= Catherine Lucy Kennedy =

English headmistress (1851–1910)

Catherine Lucy Kennedy (1851 – 1910) was the first headmistress of Leeds Girls’ High School and headmistress of St Elphin's School.

== Early life ==
She was born on 20 September 1851 to Revd William James Kennedy, a school inspector, and his cousin Sarah Caroline Kennedy. She had three brothers, including William Rann Kennedy, and was educated at Cheltenham Ladies’ College.

== Teaching career ==
In 1874, Kennedy became assistant mistress of Cheltenham Ladies’ College under Dorothea Beale, until she was appointed first headmistress at the newly founded Leeds Girls’ High School in 1876, opened by subscription to provide education for the town's girls who could not attend the boy's grammar school. At an inaugural meeting in September 1876 she established that the main subjects to be taught were classical languages, mathematics, and natural science. During her fifteen-year tenure, the school had grown in size from 42 to 160 pupils.

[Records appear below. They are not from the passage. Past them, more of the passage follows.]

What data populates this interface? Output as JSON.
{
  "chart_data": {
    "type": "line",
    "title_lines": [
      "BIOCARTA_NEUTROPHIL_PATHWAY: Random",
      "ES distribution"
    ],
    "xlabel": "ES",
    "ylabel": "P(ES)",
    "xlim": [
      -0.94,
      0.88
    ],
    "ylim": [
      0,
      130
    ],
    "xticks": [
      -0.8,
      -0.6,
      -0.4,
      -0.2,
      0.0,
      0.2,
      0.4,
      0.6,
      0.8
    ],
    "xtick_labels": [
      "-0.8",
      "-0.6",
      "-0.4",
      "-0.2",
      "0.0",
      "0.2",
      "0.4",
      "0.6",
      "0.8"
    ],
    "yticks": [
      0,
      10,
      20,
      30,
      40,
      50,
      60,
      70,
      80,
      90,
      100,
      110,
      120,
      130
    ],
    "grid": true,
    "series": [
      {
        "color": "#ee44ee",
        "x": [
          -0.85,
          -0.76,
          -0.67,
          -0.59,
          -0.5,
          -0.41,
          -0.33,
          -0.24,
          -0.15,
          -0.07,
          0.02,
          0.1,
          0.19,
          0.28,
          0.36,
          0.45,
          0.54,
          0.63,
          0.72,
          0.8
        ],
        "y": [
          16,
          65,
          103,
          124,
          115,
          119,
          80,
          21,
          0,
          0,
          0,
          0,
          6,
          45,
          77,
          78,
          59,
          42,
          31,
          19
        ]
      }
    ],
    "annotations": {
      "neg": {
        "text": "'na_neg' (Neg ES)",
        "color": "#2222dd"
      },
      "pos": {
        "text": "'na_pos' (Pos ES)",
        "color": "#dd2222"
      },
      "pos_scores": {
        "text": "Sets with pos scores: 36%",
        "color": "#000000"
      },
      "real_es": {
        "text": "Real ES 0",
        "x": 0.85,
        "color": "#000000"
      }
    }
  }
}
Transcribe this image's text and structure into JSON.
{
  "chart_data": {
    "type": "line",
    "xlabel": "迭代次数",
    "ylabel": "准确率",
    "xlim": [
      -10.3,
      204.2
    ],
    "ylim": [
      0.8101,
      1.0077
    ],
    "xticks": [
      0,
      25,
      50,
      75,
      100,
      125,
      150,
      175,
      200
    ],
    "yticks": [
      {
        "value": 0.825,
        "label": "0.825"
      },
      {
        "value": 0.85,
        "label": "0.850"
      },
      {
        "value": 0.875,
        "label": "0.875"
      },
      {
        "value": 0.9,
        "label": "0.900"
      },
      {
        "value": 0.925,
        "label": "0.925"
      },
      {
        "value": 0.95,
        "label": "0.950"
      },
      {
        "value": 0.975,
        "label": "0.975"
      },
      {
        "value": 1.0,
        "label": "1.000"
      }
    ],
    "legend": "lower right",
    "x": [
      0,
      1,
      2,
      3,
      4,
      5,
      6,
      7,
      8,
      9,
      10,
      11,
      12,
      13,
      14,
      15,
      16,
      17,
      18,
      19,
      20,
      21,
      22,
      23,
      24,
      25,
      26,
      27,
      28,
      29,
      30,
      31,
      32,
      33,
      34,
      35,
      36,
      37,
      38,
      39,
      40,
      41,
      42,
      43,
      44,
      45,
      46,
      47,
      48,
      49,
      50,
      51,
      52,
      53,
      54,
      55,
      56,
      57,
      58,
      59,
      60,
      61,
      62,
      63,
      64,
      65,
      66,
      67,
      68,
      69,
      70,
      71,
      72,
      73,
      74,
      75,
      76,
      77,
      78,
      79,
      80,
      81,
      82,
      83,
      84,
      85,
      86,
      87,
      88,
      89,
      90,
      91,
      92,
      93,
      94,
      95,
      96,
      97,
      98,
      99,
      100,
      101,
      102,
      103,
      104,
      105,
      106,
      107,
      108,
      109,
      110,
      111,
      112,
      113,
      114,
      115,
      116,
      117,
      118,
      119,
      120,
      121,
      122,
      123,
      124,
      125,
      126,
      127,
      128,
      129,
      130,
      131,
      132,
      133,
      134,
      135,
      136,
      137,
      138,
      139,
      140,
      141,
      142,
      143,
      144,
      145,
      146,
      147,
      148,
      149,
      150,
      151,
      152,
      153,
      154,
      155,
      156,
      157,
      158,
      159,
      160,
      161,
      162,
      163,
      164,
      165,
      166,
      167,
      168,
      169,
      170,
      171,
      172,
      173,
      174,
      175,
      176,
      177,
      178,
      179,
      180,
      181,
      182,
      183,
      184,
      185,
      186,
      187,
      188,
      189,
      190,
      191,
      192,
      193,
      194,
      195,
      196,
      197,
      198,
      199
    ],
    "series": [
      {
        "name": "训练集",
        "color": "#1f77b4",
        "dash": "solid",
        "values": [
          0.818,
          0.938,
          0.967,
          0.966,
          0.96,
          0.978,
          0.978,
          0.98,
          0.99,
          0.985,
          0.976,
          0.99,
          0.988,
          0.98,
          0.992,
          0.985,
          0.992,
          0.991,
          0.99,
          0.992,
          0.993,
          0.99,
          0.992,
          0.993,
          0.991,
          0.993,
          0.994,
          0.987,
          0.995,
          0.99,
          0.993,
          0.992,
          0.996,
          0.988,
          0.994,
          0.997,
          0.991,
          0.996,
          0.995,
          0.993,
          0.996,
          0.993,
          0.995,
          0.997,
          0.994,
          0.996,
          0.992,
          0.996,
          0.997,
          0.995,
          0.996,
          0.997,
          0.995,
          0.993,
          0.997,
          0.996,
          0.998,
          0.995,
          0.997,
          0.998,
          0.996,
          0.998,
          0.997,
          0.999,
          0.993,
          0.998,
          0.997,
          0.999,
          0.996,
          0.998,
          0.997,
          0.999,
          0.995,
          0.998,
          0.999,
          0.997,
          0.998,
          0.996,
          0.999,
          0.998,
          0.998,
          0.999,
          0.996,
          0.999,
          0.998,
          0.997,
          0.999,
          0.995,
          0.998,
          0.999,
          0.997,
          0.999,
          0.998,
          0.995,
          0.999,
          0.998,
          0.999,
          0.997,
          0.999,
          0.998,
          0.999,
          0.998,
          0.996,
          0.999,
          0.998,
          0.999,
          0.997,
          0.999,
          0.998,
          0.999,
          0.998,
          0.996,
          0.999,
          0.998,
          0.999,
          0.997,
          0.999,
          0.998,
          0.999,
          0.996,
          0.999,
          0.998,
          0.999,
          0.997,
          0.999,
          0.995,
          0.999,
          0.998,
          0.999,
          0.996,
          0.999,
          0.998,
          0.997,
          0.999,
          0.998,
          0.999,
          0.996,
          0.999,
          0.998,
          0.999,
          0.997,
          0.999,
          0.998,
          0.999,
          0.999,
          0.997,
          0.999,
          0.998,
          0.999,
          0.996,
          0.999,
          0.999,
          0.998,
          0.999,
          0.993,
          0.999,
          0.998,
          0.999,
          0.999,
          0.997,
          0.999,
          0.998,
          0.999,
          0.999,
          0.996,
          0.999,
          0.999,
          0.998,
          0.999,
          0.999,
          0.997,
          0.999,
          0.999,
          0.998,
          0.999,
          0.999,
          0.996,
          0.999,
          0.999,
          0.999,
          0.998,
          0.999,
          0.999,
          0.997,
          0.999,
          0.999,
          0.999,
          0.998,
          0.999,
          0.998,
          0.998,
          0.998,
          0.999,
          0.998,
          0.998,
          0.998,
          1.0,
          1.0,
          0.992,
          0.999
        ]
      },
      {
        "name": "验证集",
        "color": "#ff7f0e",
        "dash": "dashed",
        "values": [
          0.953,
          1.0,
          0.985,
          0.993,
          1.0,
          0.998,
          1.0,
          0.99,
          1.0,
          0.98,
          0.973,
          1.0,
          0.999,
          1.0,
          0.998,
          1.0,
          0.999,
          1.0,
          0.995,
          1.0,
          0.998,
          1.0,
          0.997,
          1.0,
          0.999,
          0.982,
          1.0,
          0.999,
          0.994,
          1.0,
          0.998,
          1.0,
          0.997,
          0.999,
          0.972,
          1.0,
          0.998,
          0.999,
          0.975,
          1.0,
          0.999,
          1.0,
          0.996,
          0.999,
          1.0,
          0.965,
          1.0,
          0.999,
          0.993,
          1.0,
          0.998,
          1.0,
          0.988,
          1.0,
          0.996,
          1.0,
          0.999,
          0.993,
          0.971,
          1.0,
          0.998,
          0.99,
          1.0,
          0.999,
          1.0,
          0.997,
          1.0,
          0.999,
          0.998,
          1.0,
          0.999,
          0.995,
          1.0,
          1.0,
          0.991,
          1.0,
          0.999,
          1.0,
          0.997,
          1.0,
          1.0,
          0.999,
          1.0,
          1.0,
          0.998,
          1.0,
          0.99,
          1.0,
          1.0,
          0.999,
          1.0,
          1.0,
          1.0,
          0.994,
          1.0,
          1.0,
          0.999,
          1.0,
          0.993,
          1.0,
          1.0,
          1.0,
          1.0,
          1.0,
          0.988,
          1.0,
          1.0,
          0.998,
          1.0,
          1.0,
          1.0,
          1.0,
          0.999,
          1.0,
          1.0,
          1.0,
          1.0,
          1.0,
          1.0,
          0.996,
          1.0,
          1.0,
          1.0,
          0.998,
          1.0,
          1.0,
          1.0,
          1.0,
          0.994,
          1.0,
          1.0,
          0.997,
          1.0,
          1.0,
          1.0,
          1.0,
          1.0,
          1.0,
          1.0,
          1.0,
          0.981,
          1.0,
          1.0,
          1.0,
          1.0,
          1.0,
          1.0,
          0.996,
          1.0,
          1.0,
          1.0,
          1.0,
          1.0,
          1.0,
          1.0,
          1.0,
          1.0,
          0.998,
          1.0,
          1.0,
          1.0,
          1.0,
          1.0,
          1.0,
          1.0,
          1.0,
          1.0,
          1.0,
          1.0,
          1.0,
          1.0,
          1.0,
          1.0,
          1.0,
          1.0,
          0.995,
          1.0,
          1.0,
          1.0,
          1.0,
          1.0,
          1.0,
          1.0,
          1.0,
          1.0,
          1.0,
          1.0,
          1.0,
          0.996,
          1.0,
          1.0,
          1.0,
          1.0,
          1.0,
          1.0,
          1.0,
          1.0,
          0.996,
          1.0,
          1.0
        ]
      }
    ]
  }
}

In 1881, she carried out a scientific analysis of the Boston Spa water with Margaret Neill Johnston.

In 1896, she began a fourteen-year tenure as headmistress of the Clergy Daughter's School at Warrington. Under her headship, the school expanded to taking students who were not daughters of clergy and was renamed St Elphin's School, relocating to larger premises in Darley Dale in 1904.

Kennedy died at St Elphin's School on 17 February 1910.